飞升岂是那么容易的事?但与宁蕴过从甚密的人,有一个算一个,全都铆足了劲修炼。一个都没少地飞升上界,还聚到了一块。
这帮人哪个不是对破岳的黑历史了如指掌。
鹿飞第一个开口:“是一个烂人……”
“总是骚扰我家阿宁……”
“最不想跟他组队的第一人……”
“女装给我们当师妹……”
破岳不想辩解。他想死。
……
“所以你等了我多久……”
“我们原来所处的那个下界,跟这裏的时间流速比大概是20比1。”
宁蕴在天道空间近一万年,换算到这边就是五百年。
她忽然想到一个问题!
“那你现在修为如何,到什么境界?”
其实能挑战大道,实力肯定顶尖了,但宁蕴还是要问一下好让自己死心。
果然,宿煌讲解了一下上界的境界等级,而他除了自身实力过硬,还揣着一个逆天改命的目标,自然卷得比谁都狠,修为已经稳居此世巅峰。

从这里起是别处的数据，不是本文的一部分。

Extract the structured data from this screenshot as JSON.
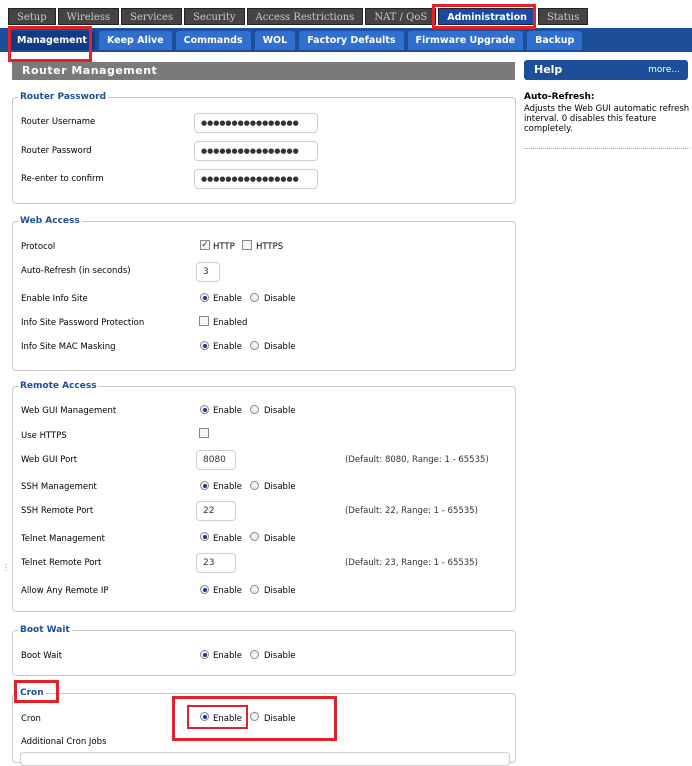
{
  "top_tabs": [
    "Setup",
    "Wireless",
    "Services",
    "Security",
    "Access Restrictions",
    "NAT / QoS",
    "Administration",
    "Status"
  ],
  "sub_tabs": [
    "Management",
    "Keep Alive",
    "Commands",
    "WOL",
    "Factory Defaults",
    "Firmware Upgrade",
    "Backup"
  ],
  "page_title": "Router Management",
  "help": {
    "title": "Help",
    "more": "more...",
    "topic": "Auto-Refresh:",
    "text": "Adjusts the Web GUI automatic refresh interval. 0 disables this feature completely."
  },
  "router_password": {
    "legend": "Router Password",
    "username_label": "Router Username",
    "username_value": "●●●●●●●●●●●●●●●●",
    "password_label": "Router Password",
    "password_value": "●●●●●●●●●●●●●●●●",
    "confirm_label": "Re-enter to confirm",
    "confirm_value": "●●●●●●●●●●●●●●●●"
  },
  "web_access": {
    "legend": "Web Access",
    "protocol_label": "Protocol",
    "http": "HTTP",
    "https": "HTTPS",
    "http_checked": true,
    "https_checked": false,
    "autorefresh_label": "Auto-Refresh (in seconds)",
    "autorefresh_value": "3",
    "info_site_label": "Enable Info Site",
    "info_pw_label": "Info Site Password Protection",
    "info_pw_opt": "Enabled",
    "info_mac_label": "Info Site MAC Masking"
  },
  "remote_access": {
    "legend": "Remote Access",
    "gui_mgmt_label": "Web GUI Management",
    "use_https_label": "Use HTTPS",
    "gui_port_label": "Web GUI Port",
    "gui_port_value": "8080",
    "gui_port_note": "(Default: 8080, Range: 1 - 65535)",
    "ssh_mgmt_label": "SSH Management",
    "ssh_port_label": "SSH Remote Port",
    "ssh_port_value": "22",
    "ssh_port_note": "(Default: 22, Range: 1 - 65535)",
    "telnet_mgmt_label": "Telnet Management",
    "telnet_port_label": "Telnet Remote Port",
    "telnet_port_value": "23",
    "telnet_port_note": "(Default: 23, Range: 1 - 65535)",
    "any_ip_label": "Allow Any Remote IP"
  },
  "boot_wait": {
    "legend": "Boot Wait",
    "label": "Boot Wait"
  },
  "cron": {
    "legend": "Cron",
    "label": "Cron",
    "jobs_label": "Additional Cron Jobs"
  },
  "enable": "Enable",
  "disable": "Disable",
  "colors": {
    "accent": "#1d4e9a",
    "highlight": "#e4202b",
    "header_gray": "#7a7a7a"
  }
}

“岂不是你又是大能,我又是新人小菜鸡。”宁蕴一阵脑壳痛。
“不止是我。”
宁蕴的亲人朋友们陆续飞升上来后,也都在发奋修炼,如今都是各自门派的翘首了。
开局又抱上最粗的大腿不说,还江湖遍地都是我的大腿,原本高深莫测的上界,顿时变得朴实无华且枯燥。
“你们这样很容易让我没有上进心啊……”宁蕴在宿煌膝上伸展腰肢,舒舒服服地躺平了。
宿煌的身体微妙地紧绷起来,迟疑了一会儿,小心翼翼道:“上界的规则跟下界有一些相通之处。”
“嗯?”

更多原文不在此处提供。